How a physician makes a decision and how a patient and his/her family decide on a treatment can be accomplished through different approaches.5 Clinicians rely on utility theory or statistics to analyze best outcomes. The best example of this is the current evidence-based treatment algorithms derived from 15 years of clinical trials.6 These are also based on a consensus within the PH medical community and identified as core principles within our practice. On the other hand, patients and family members are more likely to use the information-processing theory, focusing on cognitive and affective variables integrating their values and preferences. One way in which we as team members can bridge this gap of utility theory vs information processing is by using a patient decision aid. Decision aids or tools help the patient become an informed participant and assist in reaching decisions in line with the patient's values, preferences, and life goals while taking into consideration the information provided by the physician.7 Over the last decade empirical research examining the importance of “shared decision making” has fueled increased interest in shifting it from ethical ideal to actual practice by a growing movement of developing and standardizing decision aids.8
The Ottawa Personal Decision Guide (OPDG), devised by O'Connor, Stacey, and Jacobson at the Ottawa Hospital Research Institute, is useful in assisting the decision-making process for patients with PH who are deciding on options for lifelong therapies. The OPDG (Figure 1) helps the patient delineate options and asks him/her to place personal weights on benefits and risks. In addition, the OPDG further assists the patient in clarifying personal values and support systems. This tool should be used as a complement, rather than a replacement, for counseling and discussions with the medical team. It can be an excellent option for patients who need assistance identifying the best treatment option. Since it is interactive and available in 4 languages, it is easy to use and applicable to a varied group. The patient can use this tool to focus on knowledge (needed facts and possible questions), values (what matters most), and supports (financial, opinions, pressures). Once completed, it can then be printed and brought to the clinic as a catalyst for an open discussion with the PH team.

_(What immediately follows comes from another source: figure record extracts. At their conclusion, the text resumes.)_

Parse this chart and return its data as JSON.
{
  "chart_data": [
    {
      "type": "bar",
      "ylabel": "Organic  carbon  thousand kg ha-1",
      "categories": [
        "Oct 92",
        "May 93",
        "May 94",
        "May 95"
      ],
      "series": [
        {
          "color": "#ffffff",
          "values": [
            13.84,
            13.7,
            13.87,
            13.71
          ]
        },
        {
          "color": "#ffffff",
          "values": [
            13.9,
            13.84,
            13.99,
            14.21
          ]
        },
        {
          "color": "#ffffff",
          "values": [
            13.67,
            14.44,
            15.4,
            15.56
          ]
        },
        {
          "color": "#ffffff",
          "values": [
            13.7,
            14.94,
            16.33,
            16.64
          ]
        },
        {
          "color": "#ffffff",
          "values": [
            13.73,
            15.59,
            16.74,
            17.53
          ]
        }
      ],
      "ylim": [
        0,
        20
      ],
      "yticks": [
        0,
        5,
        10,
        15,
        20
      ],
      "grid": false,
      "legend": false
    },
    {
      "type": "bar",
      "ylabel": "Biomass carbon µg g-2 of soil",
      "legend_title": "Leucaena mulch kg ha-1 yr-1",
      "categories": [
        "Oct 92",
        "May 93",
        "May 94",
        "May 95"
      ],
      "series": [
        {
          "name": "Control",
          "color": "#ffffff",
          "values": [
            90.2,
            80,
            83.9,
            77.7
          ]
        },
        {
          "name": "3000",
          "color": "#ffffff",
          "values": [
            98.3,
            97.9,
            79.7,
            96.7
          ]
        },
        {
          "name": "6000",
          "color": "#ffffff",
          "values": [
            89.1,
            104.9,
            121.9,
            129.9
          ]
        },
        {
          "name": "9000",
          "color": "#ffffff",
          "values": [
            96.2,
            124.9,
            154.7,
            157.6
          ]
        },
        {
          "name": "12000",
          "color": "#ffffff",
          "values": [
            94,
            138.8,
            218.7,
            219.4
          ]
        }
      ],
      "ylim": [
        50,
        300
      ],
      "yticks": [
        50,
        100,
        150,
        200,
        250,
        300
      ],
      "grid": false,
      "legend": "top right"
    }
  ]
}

Ottawa Patient Decision Tool. Reprinted with permission from the Ottawa Hospital Research Institute Clinical Epidemiology Program Patient Decision Aid Research Group.

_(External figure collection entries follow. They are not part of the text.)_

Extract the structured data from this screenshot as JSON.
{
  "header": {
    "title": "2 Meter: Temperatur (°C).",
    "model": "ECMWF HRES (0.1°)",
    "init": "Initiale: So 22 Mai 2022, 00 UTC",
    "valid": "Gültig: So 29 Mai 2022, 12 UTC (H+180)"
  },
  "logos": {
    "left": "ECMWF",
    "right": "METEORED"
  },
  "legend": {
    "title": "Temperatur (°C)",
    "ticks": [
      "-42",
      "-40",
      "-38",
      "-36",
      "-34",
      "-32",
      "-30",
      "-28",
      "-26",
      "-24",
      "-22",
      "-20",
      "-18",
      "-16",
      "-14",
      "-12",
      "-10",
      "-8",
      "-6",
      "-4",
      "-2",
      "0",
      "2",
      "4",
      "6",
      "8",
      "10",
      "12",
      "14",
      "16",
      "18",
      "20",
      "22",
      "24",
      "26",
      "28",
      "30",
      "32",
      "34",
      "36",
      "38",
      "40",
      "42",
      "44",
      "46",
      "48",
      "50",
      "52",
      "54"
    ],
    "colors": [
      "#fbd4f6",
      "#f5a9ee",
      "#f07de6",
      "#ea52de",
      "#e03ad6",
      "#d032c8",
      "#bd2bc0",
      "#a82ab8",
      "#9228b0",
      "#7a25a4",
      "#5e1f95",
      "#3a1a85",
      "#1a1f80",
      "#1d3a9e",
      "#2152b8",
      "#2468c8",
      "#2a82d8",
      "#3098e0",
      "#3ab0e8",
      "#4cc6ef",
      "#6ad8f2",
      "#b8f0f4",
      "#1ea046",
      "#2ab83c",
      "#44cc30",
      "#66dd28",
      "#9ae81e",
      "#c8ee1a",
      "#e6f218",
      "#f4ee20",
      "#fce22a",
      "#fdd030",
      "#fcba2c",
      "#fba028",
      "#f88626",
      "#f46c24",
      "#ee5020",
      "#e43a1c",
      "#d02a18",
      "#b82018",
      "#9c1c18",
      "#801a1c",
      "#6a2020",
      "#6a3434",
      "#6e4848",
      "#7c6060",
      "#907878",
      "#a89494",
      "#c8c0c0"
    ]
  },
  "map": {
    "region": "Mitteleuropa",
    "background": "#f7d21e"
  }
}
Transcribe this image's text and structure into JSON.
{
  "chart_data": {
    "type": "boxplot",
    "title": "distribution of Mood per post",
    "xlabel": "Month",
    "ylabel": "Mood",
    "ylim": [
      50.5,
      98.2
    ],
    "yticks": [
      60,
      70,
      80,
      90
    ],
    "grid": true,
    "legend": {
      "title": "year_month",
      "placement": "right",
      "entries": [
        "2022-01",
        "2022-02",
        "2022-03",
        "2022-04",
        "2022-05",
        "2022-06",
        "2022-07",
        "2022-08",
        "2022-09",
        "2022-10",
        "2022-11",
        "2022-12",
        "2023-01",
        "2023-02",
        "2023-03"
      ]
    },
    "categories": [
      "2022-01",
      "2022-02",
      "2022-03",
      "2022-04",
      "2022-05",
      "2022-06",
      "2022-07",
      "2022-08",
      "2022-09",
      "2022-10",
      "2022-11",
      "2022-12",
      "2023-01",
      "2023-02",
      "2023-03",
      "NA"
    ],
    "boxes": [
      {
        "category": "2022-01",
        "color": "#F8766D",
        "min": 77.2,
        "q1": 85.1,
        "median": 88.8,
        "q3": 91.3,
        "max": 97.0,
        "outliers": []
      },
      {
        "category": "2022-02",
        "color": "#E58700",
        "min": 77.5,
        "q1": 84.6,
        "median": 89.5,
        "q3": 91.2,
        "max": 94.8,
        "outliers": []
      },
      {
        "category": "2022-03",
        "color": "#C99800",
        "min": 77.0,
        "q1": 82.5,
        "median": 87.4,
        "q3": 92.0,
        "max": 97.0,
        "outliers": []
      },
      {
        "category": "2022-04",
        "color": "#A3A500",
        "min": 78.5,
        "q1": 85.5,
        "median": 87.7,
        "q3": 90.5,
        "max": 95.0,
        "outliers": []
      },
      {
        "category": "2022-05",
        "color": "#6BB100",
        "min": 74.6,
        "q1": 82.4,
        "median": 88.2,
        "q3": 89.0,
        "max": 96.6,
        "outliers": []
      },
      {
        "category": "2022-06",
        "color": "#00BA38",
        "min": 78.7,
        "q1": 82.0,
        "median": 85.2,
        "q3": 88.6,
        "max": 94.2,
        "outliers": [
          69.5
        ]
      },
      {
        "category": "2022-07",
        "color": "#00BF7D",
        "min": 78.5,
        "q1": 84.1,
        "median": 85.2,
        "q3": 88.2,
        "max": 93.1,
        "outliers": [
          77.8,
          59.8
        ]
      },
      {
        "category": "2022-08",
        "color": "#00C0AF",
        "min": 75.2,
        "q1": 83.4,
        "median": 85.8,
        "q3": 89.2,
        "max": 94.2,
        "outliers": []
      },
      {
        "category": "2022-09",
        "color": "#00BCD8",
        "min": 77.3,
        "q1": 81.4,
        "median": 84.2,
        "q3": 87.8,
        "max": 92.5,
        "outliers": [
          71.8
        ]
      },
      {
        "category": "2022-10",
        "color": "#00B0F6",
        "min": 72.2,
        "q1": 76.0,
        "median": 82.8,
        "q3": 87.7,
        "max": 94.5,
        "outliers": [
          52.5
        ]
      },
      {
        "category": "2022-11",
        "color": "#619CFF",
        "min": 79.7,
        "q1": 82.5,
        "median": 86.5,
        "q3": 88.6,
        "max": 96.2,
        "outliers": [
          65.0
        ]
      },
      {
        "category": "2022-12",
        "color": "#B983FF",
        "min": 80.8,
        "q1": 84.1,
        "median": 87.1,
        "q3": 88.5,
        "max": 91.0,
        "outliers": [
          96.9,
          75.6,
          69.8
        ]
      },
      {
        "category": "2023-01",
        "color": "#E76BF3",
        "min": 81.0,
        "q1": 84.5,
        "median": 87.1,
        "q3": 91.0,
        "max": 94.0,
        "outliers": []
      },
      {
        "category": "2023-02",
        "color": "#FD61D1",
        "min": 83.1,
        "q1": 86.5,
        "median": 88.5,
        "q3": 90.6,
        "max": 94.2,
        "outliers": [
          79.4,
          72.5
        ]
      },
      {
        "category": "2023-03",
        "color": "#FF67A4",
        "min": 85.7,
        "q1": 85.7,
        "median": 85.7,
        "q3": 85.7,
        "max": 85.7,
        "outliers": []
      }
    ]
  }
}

Information alone, however, is not always sufficient for patients in making such an important decision. Providing information to the patient should only be a prerequisite for assistance in making the best choice for lifelong treatment. All parties must contribute to the treatment decision for the process to be shared. The use of a decisional aid such as the OPDG is just one way in which we can facilitate information and preference sharing leading to a focused discussion. The imaginative use of available decision aids together with our evidence-based treatment algorithms and risk assessments generated from clinical trials and registries keep us in the mainstream of health care. We must realize that shared decision making is not an illusion but rather another way that we can work collaboratively with our patients to achieve the best outcomes. As members of the PH Resource Network, we must work together with our physician colleagues to find timely and cost-effective ways to meet this challenge.